Un orteil cassé et en route vers la victoire
Je viens tout juste de découvrir, même si ça n’est pas nouveau nouveau, la principale méthode de triche dans les compétitions de handicapés: c’est le «boosting», une drôle de pratique qui consiste à se faire mal pour accroître sa pression sanguine, se mettre en état «d’hyperflexivité autonome» et améliorer ses performances. Mais tout le monde n’a pas le même problème physique et il faut trouver la stimulation qui convient le mieux à son teint.
Truc ou astuce number one, réservé aux athlètes concourant avec un cathéter censé recueillir leur urine: boire un maximum et bloquer ensuite l’évacuation des eaux usées. Il parait que ça accélère le rythme cardiaque et que c’est top. Ça surprend un peu parce qu’avoir envie de faire pipi pendant qu’on fait du sport, c’est plus handicapant (sans jeu de mot, vous pensez bien) qu’autre chose, mais bon…
On peut aussi s’asseoir sur une punaise (une petite punaise pour accrocher des cartes postales au mur, pas un parasite ou une vieille dame revêche), se lacérer carrément, se tirer sur les testicules pour pouvoir s’asseoir dessus (chromosomes XY et fauteuil impératif) ou encore s’enrober les jambes de bandes ultraserrées. Mais le must, réservé aux types qui ont vraiment la niaque, c’est de se casser quelque chose, un truc qui ne sert à rien comme dans sa discipline comme un doigt ou un orteil histoire d’avoir le plus mal possible pour faire littéralement sauter son cœur dans sa poitrine.

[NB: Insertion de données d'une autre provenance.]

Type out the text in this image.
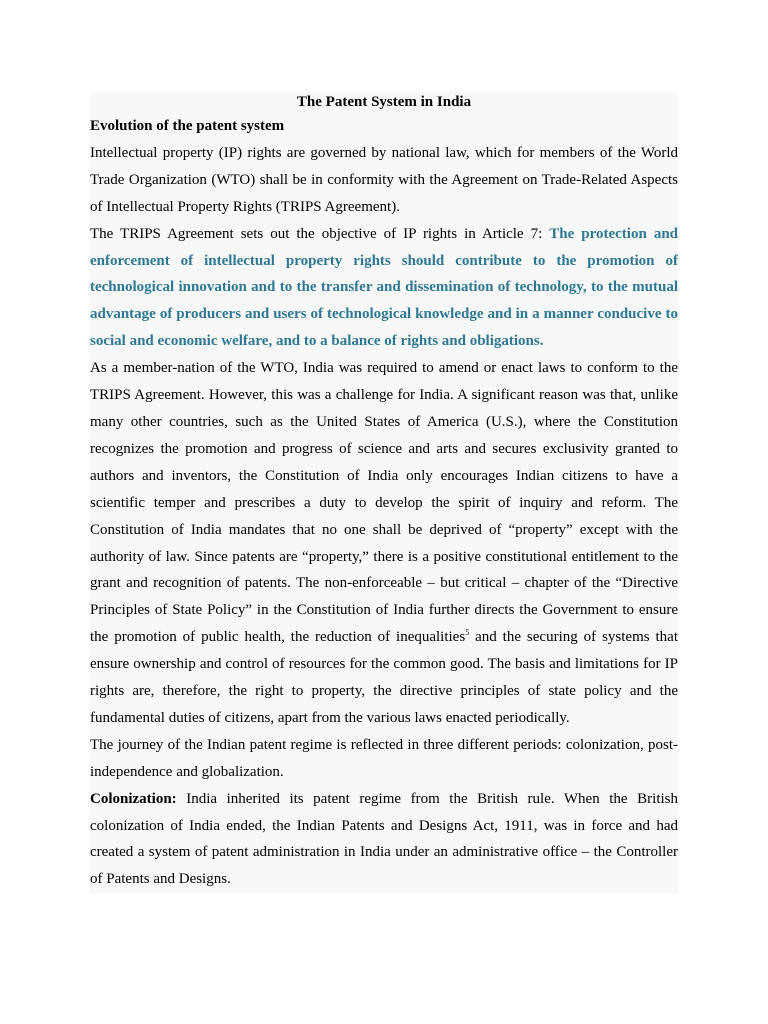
The Patent System in India
Evolution of the patent system

Intellectual property (IP) rights are governed by national law, which for members of the World Trade Organization (WTO) shall be in conformity with the Agreement on Trade-Related Aspects of Intellectual Property Rights (TRIPS Agreement).

The TRIPS Agreement sets out the objective of IP rights in Article 7: The protection and enforcement of intellectual property rights should contribute to the promotion of technological innovation and to the transfer and dissemination of technology, to the mutual advantage of producers and users of technological knowledge and in a manner conducive to social and economic welfare, and to a balance of rights and obligations.

As a member-nation of the WTO, India was required to amend or enact laws to conform to the TRIPS Agreement. However, this was a challenge for India. A significant reason was that, unlike many other countries, such as the United States of America (U.S.), where the Constitution recognizes the promotion and progress of science and arts and secures exclusivity granted to authors and inventors, the Constitution of India only encourages Indian citizens to have a scientific temper and prescribes a duty to develop the spirit of inquiry and reform. The Constitution of India mandates that no one shall be deprived of “property” except with the authority of law. Since patents are “property,” there is a positive constitutional entitlement to the grant and recognition of patents. The non-enforceable – but critical – chapter of the “Directive Principles of State Policy” in the Constitution of India further directs the Government to ensure the promotion of public health, the reduction of inequalities$^5$ and the securing of systems that ensure ownership and control of resources for the common good. The basis and limitations for IP rights are, therefore, the right to property, the directive principles of state policy and the fundamental duties of citizens, apart from the various laws enacted periodically.

The journey of the Indian patent regime is reflected in three different periods: colonization, post-independence and globalization.

Colonization: India inherited its patent regime from the British rule. When the British colonization of India ended, the Indian Patents and Designs Act, 1911, was in force and had created a system of patent administration in India under an administrative office – the Controller of Patents and Designs.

Ça c’est spectaculaire. Et même fréquent parce que d’après une étude du Comité International Paralympique, qui a pourtant banni tout ça en 94, tout le monde ou presque le fait. Le sport le plus atteint, c’est le rugby, ou plus de la moitié des concurrents se boostent allègrement contre une dizaine de pour cent dans les autres disciplines.
Des contrôles presque aussi fréquents que pour les valides
Jean-Claude Druvert, médecin général de la Fédération handisport et responsable médical de la délégation française à Londres cette année, en est désolé:
«Ce sont des pratiques qui relèvent de la triche pure et simple puisque les concurrents ne sont plus sur un pied d'égalité, mais qui sont aussi très dangereuses pour les athlètes, qui peuvent y laisser leur vie. On peut très bien se retrouver accidentellement dans l’état qu’ils provoquent artificiellement et en mourir.

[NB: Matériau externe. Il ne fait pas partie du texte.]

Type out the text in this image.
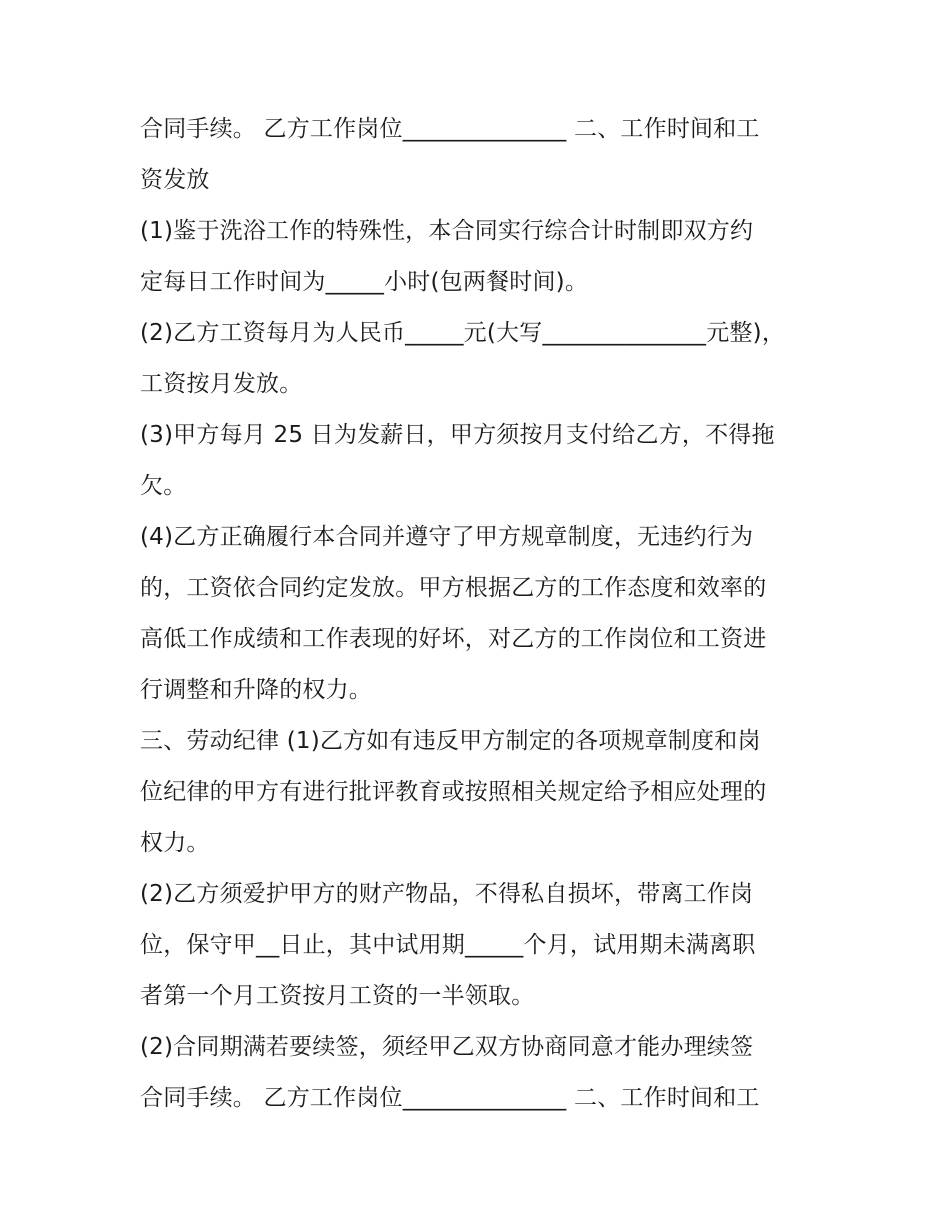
合同手续。 乙方工作岗位______________ 二、工作时间和工
资发放
(1)鉴于洗浴工作的特殊性，本合同实行综合计时制即双方约
定每日工作时间为_____小时(包两餐时间)。
(2)乙方工资每月为人民币_____元(大写______________元整)，
工资按月发放。
(3)甲方每月 25 日为发薪日，甲方须按月支付给乙方，不得拖
欠。
(4)乙方正确履行本合同并遵守了甲方规章制度，无违约行为
的，工资依合同约定发放。甲方根据乙方的工作态度和效率的
高低工作成绩和工作表现的好坏，对乙方的工作岗位和工资进
行调整和升降的权力。
三、劳动纪律 (1)乙方如有违反甲方制定的各项规章制度和岗
位纪律的甲方有进行批评教育或按照相关规定给予相应处理的
权力。
(2)乙方须爱护甲方的财产物品，不得私自损坏，带离工作岗
位，保守甲__日止，其中试用期_____个月，试用期未满离职
者第一个月工资按月工资的一半领取。
(2)合同期满若要续签，须经甲乙双方协商同意才能办理续签
合同手续。 乙方工作岗位______________ 二、工作时间和工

― Mais pourquoi font-ils ça, si le risque est si grand?
― Parce qu’ils sont dans le même état d’esprit que les valides. Ils veulent gagner et emploient tous les moyens pour ça. Pour autant, ces méthodes particulières ne concernent pas tous les athlètes handisport puisqu’il faut avoir une lésion de la moelle épinière pour que ça marche. Et plus la lésion est haute, plus c’est efficace. C’est la raison pour laquelle les valides n’ont pas recours à ces pratiques.
― Et il y a des contrôles?
― Bien sûr. Je crois qu’il est prévu que 1.200 des 4.200 athlètes soient contrôlés pour ces Jeux paralympiques, ce qui n’est pas loin des niveaux de contrôles pratiqués aux JO. On fait une prise de pression artérielle et on en coince de temps en temps parce qu’elle dépasse les 180 mm de mercure…
― On les contrôle aussi pour le dopage classique?
― Oui, mais le boosting est un peu le dopage du pauvre. C’est pour ça qu’il est plus répandu que l’EPO, les anabolisants ou les hormones de croissance chez les sportifs handicapés. Il y a toutefois des cas même si ce qui a été le plus souvent repéré est l’usage du cannabis comme relaxant.
― Mais le boosting, c’est vraiment efficace pour la performance?
― Oui. C’est bien le problème…»
En tout cas, un premier français vient d'être déjà disqualifié pour cette édition des Jeux paralympiques, et ce n'était pas pour s'être retenu de faire pipi, au contraire: pour l'Agence Française contre le Dopage, le nageur Hayri Simsek prenait justement trop de diurétiques.